On the other hand, the Pacific Area includes 84% of US EEZ and includes valuable commercial fishing, tuna in the Western Pacific and a wide variety of fishing of the Alaskan Coast. The distances are great. This suggests that more large cutters should be in the Pacific.

We are also trying to help our allies in the Pacific. Atlantic Area is also trying to grow capacity in Africa, but this is generally on a smaller scale and has historically been done by WMEC270s.

That Atlantic coast cutters are closer to the Eastern Pacific drug transit zones than Pacific coast cutters suggest more cutters in Atlantic Area. (This is why all of South America is considered part of the Atlantic Fleet’s operating area.)

The Alien Migrant interdiction problem in the Caribbean suggest the need for cutters in the Atlantic but these operations are relatively close to shore and have the advantage of nearby shore based fixed wing air coverage so the mission can generally be accomplished by smaller cutters. It is FRCs and WMECs that commonly do this mission now.

What we see is that, in terms of larger and smaller cutters, the Atlantic needs a large number of cutters but most can be smaller, while the Pacific needs proportionately more large cutters than the Atlantic and in fact probably more in absolute numbers, this is why in the past ten WHECs were assigned to Pacific Area while only two were assigned to the Atlantic.

The program of record really includes no medium sized patrol cutters, we will have only large cutters, 4,600 ton NSCs and 4,500 ton OPCs, and small patrol cutters, 353 ton FRCs. Contrary to what is said, we have no direct replacements for the WMECs since both NSCs and OPCs are definitely high endurance cutters.

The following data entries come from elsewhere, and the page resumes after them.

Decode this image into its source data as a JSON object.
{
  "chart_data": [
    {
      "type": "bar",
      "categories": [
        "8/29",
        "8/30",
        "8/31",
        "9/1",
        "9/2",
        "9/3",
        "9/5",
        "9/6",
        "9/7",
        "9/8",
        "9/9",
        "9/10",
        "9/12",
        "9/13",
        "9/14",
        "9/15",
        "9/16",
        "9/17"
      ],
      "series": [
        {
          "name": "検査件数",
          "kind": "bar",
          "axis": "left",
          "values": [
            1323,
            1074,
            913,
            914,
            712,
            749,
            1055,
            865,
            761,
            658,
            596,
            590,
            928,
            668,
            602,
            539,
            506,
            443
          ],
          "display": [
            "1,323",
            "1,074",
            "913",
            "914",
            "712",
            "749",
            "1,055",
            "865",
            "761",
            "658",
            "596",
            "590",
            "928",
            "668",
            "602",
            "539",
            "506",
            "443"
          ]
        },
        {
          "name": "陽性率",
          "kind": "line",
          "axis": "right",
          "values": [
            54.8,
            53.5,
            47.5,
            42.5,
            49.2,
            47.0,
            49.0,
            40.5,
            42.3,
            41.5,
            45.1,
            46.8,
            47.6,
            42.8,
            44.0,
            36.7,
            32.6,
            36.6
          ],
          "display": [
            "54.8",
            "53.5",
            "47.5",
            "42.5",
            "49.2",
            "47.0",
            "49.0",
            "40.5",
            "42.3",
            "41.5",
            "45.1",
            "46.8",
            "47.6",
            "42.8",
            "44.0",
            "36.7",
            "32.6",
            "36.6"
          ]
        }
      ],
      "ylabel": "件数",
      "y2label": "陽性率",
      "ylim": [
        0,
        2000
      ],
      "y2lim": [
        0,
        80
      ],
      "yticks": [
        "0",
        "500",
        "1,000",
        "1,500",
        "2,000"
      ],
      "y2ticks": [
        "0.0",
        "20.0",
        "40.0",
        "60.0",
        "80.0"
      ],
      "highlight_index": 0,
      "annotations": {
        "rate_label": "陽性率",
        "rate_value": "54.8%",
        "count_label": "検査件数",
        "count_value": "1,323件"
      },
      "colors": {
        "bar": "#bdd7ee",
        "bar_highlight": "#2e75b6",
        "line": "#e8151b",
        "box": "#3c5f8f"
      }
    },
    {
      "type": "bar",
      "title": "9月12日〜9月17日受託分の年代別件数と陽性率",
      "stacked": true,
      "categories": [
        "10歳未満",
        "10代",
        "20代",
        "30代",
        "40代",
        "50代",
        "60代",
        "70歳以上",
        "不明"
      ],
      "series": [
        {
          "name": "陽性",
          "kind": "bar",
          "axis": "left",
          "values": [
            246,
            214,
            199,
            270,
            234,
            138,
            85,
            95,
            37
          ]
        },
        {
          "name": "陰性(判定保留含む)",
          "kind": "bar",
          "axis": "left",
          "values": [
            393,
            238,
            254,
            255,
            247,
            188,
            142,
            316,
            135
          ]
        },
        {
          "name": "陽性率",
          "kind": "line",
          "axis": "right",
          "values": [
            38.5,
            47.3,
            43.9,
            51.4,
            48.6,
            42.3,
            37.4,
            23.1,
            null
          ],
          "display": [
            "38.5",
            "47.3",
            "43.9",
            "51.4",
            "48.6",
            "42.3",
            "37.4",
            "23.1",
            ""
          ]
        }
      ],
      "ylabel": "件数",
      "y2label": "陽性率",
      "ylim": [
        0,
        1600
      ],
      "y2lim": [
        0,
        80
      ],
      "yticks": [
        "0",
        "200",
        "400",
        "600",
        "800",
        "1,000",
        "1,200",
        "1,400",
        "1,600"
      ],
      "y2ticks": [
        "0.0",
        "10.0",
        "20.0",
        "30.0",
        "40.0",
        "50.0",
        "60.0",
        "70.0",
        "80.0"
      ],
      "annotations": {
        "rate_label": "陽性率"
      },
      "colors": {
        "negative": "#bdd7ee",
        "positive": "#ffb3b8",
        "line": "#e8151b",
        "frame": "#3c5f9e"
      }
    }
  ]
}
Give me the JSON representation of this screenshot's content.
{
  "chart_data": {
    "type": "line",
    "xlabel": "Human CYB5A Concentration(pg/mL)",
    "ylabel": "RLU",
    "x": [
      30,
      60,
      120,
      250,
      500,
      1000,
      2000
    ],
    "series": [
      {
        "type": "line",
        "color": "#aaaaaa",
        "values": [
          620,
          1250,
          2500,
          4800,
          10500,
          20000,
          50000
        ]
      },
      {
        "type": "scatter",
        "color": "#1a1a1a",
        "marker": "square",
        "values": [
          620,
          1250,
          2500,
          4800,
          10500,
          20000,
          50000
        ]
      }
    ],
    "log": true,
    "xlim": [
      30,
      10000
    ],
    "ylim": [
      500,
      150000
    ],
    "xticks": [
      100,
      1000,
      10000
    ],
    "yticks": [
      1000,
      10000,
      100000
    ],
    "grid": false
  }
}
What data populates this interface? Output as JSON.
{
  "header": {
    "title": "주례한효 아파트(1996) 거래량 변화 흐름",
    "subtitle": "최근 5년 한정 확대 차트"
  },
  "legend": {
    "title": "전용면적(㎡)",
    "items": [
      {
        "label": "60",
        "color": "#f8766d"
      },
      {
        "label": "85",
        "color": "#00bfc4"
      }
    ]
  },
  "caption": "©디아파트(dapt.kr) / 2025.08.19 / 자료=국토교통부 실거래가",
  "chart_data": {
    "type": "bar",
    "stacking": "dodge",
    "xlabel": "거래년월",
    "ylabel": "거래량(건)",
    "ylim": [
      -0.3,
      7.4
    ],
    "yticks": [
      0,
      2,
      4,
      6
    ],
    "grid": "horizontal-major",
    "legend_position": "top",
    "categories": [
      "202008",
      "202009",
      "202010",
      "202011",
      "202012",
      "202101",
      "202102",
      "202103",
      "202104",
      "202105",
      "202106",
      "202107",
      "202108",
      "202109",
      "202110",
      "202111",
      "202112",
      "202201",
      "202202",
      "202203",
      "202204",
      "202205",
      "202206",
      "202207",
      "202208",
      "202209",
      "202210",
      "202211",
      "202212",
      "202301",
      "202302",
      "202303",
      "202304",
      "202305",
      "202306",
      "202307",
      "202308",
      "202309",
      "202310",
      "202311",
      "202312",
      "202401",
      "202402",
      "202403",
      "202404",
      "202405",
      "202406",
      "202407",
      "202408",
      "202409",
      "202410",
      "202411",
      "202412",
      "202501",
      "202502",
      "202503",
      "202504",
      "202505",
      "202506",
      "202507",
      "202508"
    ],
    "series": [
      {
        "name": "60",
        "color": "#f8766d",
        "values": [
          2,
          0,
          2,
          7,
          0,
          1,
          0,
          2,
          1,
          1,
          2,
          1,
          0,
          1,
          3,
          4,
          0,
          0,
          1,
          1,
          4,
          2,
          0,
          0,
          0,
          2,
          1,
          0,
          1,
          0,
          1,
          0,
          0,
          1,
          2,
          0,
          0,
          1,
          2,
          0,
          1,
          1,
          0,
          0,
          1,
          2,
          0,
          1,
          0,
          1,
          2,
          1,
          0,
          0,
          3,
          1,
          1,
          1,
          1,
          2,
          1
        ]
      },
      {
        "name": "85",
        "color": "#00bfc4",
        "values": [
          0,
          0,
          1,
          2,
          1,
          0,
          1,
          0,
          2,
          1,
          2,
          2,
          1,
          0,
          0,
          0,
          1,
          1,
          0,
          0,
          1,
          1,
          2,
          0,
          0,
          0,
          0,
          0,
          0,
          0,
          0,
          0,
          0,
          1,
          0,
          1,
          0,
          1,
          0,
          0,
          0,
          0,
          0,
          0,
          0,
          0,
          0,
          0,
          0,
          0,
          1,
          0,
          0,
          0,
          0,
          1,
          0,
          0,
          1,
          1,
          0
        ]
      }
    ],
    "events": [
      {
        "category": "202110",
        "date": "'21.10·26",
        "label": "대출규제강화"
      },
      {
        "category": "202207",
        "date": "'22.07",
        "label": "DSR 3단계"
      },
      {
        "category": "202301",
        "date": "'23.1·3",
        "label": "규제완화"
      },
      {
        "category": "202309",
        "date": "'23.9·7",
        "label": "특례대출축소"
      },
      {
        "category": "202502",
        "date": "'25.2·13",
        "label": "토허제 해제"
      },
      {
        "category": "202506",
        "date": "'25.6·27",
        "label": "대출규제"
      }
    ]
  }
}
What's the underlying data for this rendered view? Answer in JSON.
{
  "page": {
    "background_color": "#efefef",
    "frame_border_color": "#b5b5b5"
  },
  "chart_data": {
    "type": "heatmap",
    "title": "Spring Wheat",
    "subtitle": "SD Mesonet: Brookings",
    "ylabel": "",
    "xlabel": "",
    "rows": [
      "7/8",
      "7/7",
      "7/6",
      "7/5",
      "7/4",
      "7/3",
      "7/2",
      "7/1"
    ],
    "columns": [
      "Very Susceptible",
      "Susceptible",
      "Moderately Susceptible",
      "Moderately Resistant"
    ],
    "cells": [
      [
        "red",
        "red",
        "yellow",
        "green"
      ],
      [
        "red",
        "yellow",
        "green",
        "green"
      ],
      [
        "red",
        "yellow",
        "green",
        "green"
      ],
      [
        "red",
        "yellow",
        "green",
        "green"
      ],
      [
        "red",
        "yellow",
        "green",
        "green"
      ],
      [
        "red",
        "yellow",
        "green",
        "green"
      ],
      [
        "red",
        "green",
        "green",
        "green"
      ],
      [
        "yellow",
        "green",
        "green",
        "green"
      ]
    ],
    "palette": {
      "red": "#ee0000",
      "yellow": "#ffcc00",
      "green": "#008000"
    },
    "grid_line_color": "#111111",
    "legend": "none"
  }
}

We need a detailed fleet mix study that considers various alternatives to determine the best distribution of cutters and the most appropriate types for the mix of missions.

A new Fleet Mix Study has been completed, but it has not been made public, so we don’t know its recommendations or how complete the study of alternative was. The last Fleet Mix study, only considered NSCs, OPCs, and FRCs. At the time it was expected that OPCs would be much smaller than they turned out to be. I fear they may have similarly limited alternatives in the new study.

These decisions are complex. My feeling, informed by the results of the previous fleet mix study, is that building only 36 large cutters is not enough; that we need at least medium sized cutters (a modern MEC) in Guam and American Samoa; that we will not be able to build as many large patrol cutters as be need because OPCs have become too expensive and perhaps unnecessarily large for many missions.

We have contracts in place for up to 15 OPCs. That will give us 26 large cutters (NSCs and OPCs). It is not too late to contract for more than ten, perhaps as many as 20, truly medium sized cutters that would have smaller crews and perhaps more military potential, in this increasing hostile environment, than OPCs.